Tanah Bumbu,dettiknews.com Maraknya praktik prostitusi terselubung yang diduga melibatkan Pekerja Seks Komersial (PSK) di sejumlah hotel dan penginapan di Kabupaten Tanah Bumbu, Kalimantan Selatan, kembali menjadi sorotan publik. Aktivitas yang berlangsung secara diam-diam ini disebut-sebut masih terus terjadi, bahkan dinilai semakin berkembang dengan berbagai modus baru seperti Aplikasi Michet dan modus Aplikasi yang sulit terdeteksi.
Berdasarkan informasi yang dihimpun dari masyarakat, praktik tersebut kerap ditemukan di sejumlah penginapan, mulai dari hotel kelas melati hingga guest house yang tersebar di wilayah Tanah Bumbu dan sekitarnya, termasuk daerah Batulicin Beberapa titik yang sering disebut antara lain kawasan Jalan Pelajau, Jalan Kodeco, Jalan Raya Batulicin,Jalan Pelabuhan Speed hingga Jalan Raya Batulicin Tanah Merah Tanah Merah.
Warga menilai, pengawasan dari aparat terkait, khususnya Satuan Polisi Pamong Praja (Satpol PP), diduga Tutup mata dan tidak lagi seintensif sebelumnya. Padahal, pada masa pemerintahan terdahulu, razia rutin sering dilakukan sebagai bagian dari operasi cipta kondisi.dalam kegiatan tersebut, petugas kerap menjaring belasan hingga puluhan pasangan yang bukan suami istri, termasuk remaja.
“Dulu razia sering dilakukan, bahkan hampir setiap bulan. Sekarang terasa jauh berkurang,” ungkap Ali Muddin salah satu warga Tanah Bumbu tgl 1/4/2026
Dalam praktiknya, modus operandi prostitusi kini tidak lagi sebatas cara konvensional. Perkembangan teknologi turut dimanfaatkan oleh pelaku dengan menggunakan platform daring atau media sosial sebagai sarana transaksi. Hal ini membuat praktik tersebut semakin sulit terpantau secara langsung oleh aparat.
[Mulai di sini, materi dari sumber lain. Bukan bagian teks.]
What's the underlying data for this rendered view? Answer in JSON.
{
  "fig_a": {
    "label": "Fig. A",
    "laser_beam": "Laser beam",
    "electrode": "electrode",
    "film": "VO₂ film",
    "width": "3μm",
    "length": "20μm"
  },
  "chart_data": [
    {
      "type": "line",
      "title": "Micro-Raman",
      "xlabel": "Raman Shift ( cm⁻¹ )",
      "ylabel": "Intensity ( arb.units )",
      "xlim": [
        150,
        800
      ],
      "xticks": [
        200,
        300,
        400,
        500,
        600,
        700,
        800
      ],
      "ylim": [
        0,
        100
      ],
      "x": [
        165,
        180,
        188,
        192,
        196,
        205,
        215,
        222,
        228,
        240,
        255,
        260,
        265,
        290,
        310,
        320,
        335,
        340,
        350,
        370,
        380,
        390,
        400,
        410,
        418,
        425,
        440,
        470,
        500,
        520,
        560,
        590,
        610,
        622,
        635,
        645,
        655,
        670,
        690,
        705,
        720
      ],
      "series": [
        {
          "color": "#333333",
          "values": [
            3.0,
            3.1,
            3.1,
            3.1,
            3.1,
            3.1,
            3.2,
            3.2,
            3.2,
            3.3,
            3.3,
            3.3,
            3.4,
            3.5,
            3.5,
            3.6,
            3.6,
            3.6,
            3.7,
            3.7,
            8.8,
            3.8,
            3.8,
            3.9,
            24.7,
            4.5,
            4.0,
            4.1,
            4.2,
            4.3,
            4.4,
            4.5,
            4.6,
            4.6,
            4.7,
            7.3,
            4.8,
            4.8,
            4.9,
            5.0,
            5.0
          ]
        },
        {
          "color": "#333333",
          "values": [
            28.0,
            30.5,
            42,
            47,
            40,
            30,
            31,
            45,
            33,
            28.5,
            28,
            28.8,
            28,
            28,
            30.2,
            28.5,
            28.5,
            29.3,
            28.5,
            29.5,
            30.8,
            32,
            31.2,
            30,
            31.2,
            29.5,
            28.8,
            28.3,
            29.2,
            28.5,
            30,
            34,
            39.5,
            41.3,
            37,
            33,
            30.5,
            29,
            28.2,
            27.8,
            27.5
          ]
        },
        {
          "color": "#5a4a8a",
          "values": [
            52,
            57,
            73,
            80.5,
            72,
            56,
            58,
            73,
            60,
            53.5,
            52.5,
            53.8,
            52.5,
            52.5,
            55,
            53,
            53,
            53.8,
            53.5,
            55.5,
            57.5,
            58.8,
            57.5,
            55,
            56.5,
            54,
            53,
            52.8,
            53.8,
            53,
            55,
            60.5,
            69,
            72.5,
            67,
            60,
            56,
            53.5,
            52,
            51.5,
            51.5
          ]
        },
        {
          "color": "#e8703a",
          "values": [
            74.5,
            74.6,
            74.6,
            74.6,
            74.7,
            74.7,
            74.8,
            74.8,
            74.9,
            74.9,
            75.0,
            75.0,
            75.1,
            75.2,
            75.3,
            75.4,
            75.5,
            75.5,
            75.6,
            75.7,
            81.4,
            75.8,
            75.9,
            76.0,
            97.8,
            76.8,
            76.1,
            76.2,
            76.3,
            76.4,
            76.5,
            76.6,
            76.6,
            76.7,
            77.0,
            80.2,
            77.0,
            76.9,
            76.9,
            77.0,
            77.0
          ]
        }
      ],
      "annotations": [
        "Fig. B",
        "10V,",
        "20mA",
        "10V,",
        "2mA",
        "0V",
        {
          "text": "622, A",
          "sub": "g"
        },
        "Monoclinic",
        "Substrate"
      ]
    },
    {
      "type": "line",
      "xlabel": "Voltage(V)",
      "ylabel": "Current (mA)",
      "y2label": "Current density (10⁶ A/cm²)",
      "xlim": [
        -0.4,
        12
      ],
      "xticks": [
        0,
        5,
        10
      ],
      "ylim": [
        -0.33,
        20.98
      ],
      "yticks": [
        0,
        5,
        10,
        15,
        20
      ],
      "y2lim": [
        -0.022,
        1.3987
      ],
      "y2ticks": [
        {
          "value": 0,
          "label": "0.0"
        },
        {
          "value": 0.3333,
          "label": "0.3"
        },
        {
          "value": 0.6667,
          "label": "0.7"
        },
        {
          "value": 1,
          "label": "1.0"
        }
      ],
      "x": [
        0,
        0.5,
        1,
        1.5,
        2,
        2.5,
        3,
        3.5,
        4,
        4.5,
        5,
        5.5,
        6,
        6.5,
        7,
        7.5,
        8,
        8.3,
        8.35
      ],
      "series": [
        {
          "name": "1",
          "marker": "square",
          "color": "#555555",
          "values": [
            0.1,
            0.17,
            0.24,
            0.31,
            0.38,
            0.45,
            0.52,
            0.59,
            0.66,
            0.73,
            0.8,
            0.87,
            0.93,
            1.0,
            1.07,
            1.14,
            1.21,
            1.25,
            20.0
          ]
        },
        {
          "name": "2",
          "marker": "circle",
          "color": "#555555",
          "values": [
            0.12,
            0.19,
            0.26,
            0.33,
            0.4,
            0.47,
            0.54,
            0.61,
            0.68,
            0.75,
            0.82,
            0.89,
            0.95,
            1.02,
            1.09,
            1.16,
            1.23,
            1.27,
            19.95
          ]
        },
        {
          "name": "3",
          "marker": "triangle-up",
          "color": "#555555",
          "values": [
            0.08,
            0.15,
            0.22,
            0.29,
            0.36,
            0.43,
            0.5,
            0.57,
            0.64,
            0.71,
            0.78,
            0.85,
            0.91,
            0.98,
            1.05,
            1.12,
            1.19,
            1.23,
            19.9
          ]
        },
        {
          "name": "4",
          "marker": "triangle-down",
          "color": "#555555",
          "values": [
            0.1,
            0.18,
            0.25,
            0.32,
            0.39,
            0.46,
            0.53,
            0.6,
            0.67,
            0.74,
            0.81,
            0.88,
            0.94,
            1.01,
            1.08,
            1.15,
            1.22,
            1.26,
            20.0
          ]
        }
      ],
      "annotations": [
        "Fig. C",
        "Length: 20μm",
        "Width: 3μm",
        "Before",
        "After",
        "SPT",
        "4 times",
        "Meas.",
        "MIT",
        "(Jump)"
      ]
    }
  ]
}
Sejumlah laporan juga menyebutkan bahwa dalam beberapa kasus, petugas pernah menemukan kondisi yang memprihatinkan, seperti pasangan bukan suami istri dalam satu kamar, hingga dugaan keterlibatan anak di bawah umur. Temuan-temuan ini menunjukkan bahwa persoalan tersebut bukan hanya pelanggaran ketertiban umum, tetapi juga berpotensi melibatkan aspek perlindungan anak dan hukum pidana.
Masyarakat berharap adanya langkah tegas dan terukur dari pemerintah daerah. Selain razia rutin, upaya pembinaan, pendataan, serta koordinasi dengan instansi terkait dinilai penting untuk menekan angka praktik prostitusi terselubung ini.
Di sisi lain, penting juga bagi aparat untuk menindaklanjuti setiap laporan masyarakat secara profesional dan transparan. Penguatan pengawasan serta kolaborasi lintas instansi diharapkan mampu menciptakan lingkungan yang lebih aman dan tertib.
Hingga saat ini, belum ada keterangan resmi dari pihak Satpol PP Tanah Bumbu terkait dugaan menurunnya intensitas razia tersebut. Namun, desakan publik agar dilakukan evaluasi dan peningkatan pengawasan terus menguat, seiring kekhawatiran akan dampak sosial yang lebih luas di tengah masyarakat.
Fenomena ini menjadi pengingat bahwa pengawasan terhadap praktik-praktik yang melanggar norma dan hukum perlu dilakukan secara konsisten, guna menjaga ketertiban umum serta melindungi masyarakat, khususnya generasi muda.